The diagnosis of DDLPS requires the existence of two components in the tumor: lipogenic WDLPS and cellular nonlipogenic sarcoma. MRI can easily be used to identify fat-derived components in tumors through the use of fat-suppressed T2 images or short tau inversion recovery imaging. ¹⁴ These approaches allow for the identification of WDLPS components in DDLPS, which is more helpful for diagnosis; however, in some cases, the WDLPS composition may go unnoticed.

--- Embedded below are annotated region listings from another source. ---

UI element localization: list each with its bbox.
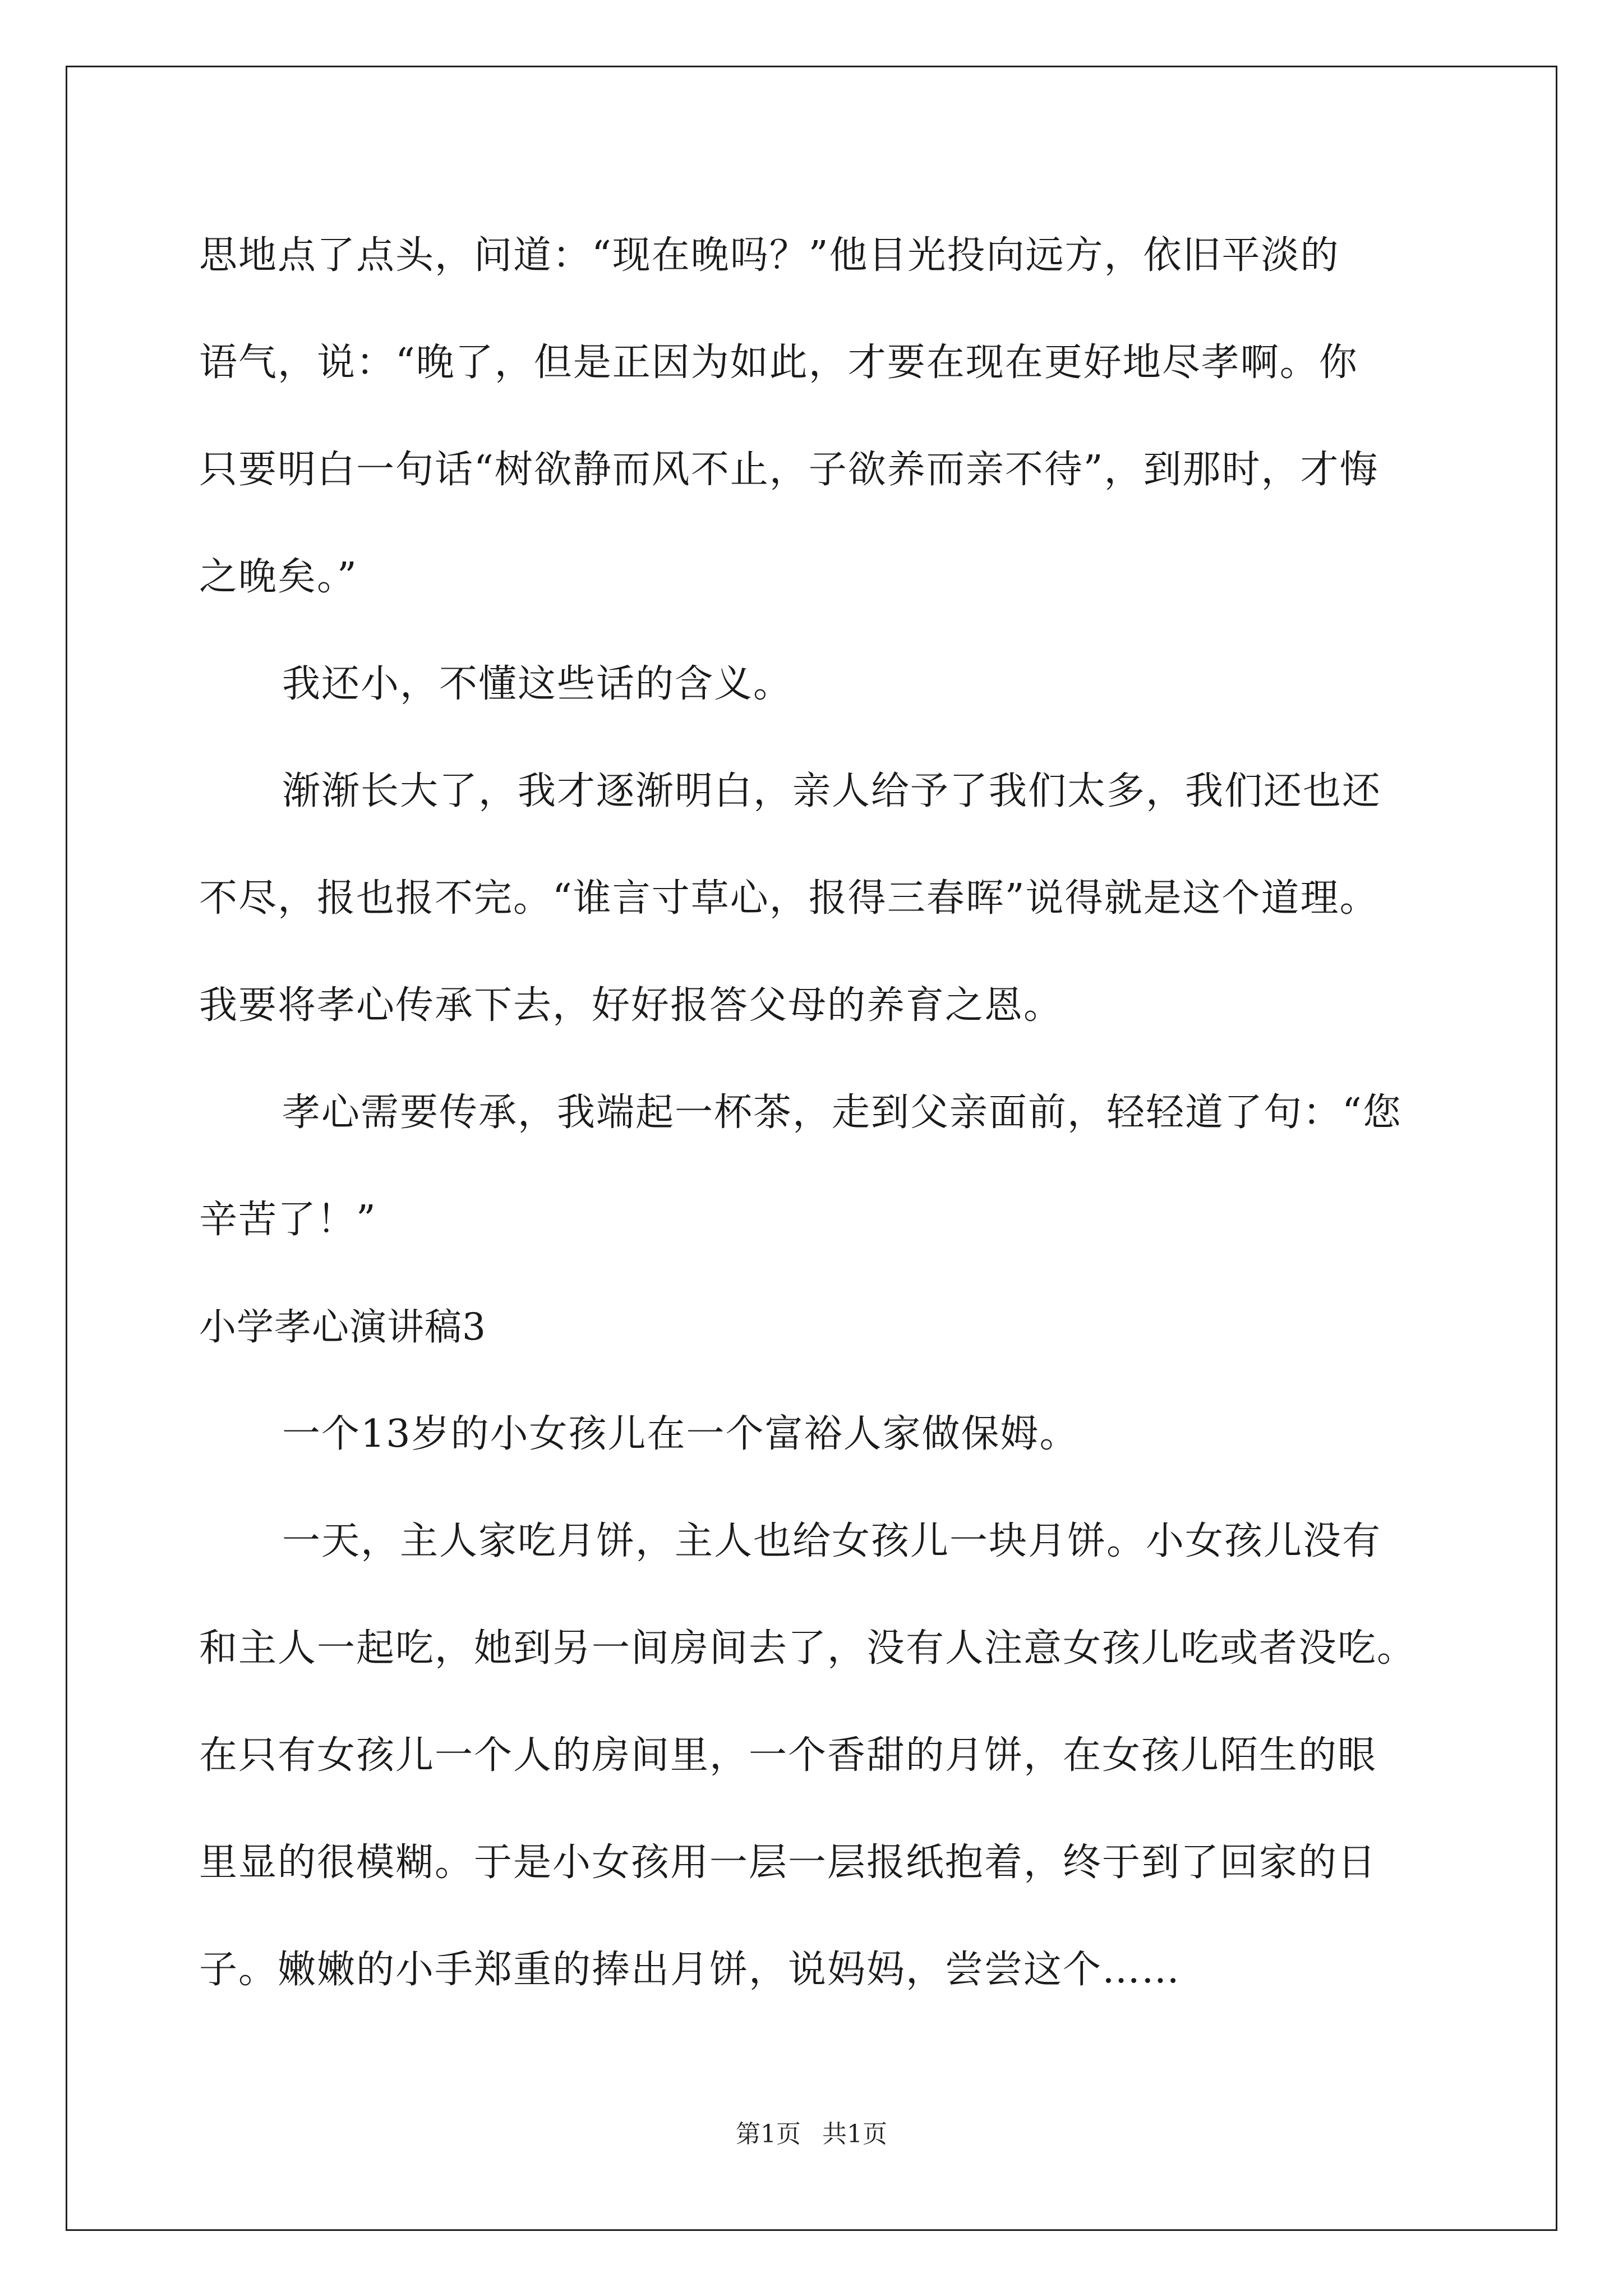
- paragraph-line: 我还小，不懂这些话的含义。: [282, 662, 793, 706]
- paragraph-line: 一天，主人家吃月饼，主人也给女孩儿一块月饼。小女孩儿没有: [282, 1519, 1382, 1563]
- paragraph-line: 语气，说：“晚了，但是正因为如此，才要在现在更好地尽孝啊。你: [199, 341, 1358, 385]
- page-footer: [0, 2118, 1623, 2151]
- document-body: [199, 202, 1433, 2023]
- paragraph-line: 之晚矣。”: [199, 555, 358, 599]
- page-total: 共1页: [822, 2120, 887, 2148]
- paragraph-line: 不尽，报也报不完。“谁言寸草心，报得三春晖”说得就是这个道理。: [199, 876, 1379, 921]
- paragraph-line: 孝心需要传承，我端起一杯茶，走到父亲面前，轻轻道了句：“您: [282, 1091, 1402, 1135]
- paragraph-line: 在只有女孩儿一个人的房间里，一个香甜的月饼，在女孩儿陌生的眼: [199, 1733, 1377, 1778]
- paragraph-line: 渐渐长大了，我才逐渐明白，亲人给予了我们太多，我们还也还: [282, 769, 1382, 813]
- paragraph-line: 只要明白一句话“树欲静而风不止，子欲养而亲不待”，到那时，才悔: [199, 448, 1379, 492]
- paragraph-line: 辛苦了！”: [199, 1198, 377, 1242]
- page-number: 第1页: [736, 2120, 801, 2148]
- paragraph-line: 和主人一起吃，她到另一间房间去了，没有人注意女孩儿吃或者没吃。: [199, 1626, 1417, 1671]
- paragraph-line: 里显的很模糊。于是小女孩用一层一层报纸抱着，终于到了回家的日: [199, 1841, 1377, 1885]
- paragraph-line: 思地点了点头，问道：“现在晚吗？”他目光投向远方，依旧平淡的: [199, 233, 1340, 278]
- section-heading: 小学孝心演讲稿3: [199, 1305, 486, 1349]
- paragraph-line: 我要将孝心传承下去，好好报答父母的养育之恩。: [199, 983, 1063, 1028]
- paragraph-line: 一个13岁的小女孩儿在一个富裕人家做保姆。: [282, 1412, 1079, 1456]
- paragraph-line: 子。嫩嫩的小手郑重的捧出月饼，说妈妈，尝尝这个……: [199, 1948, 1181, 1992]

Because DDLPS is the conversion of WDLPS components to non–fat-derived tumor components, DDLPS lesions may lack signs of lipid characteristics on MRI.

Conclusion

For the diagnosis of liposarcoma, whether based on MRI or pathology, we should pay attention to typical fat components. MRI has some limitations when used for the preoperative diagnosis of liposarcoma in samples lacking fatty components or for the diagnosis of liposarcoma. The differential diagnosis for DDLPS is wide, and there are many diagnostic traps. Extensive sampling of the mass is recommended to avoid missing any component. Sampling should be performed in both non-fatty and fatty tissues. To avoid the misdiagnosis of DDLPS, it is sometimes necessary to perform immunohistochemistry (such as MDM2 gene amplification). The transition between high- and low-grade differentiation components of DDLPS characterized in this case report is an important aspect of rare pathological manifestations of DDLPS.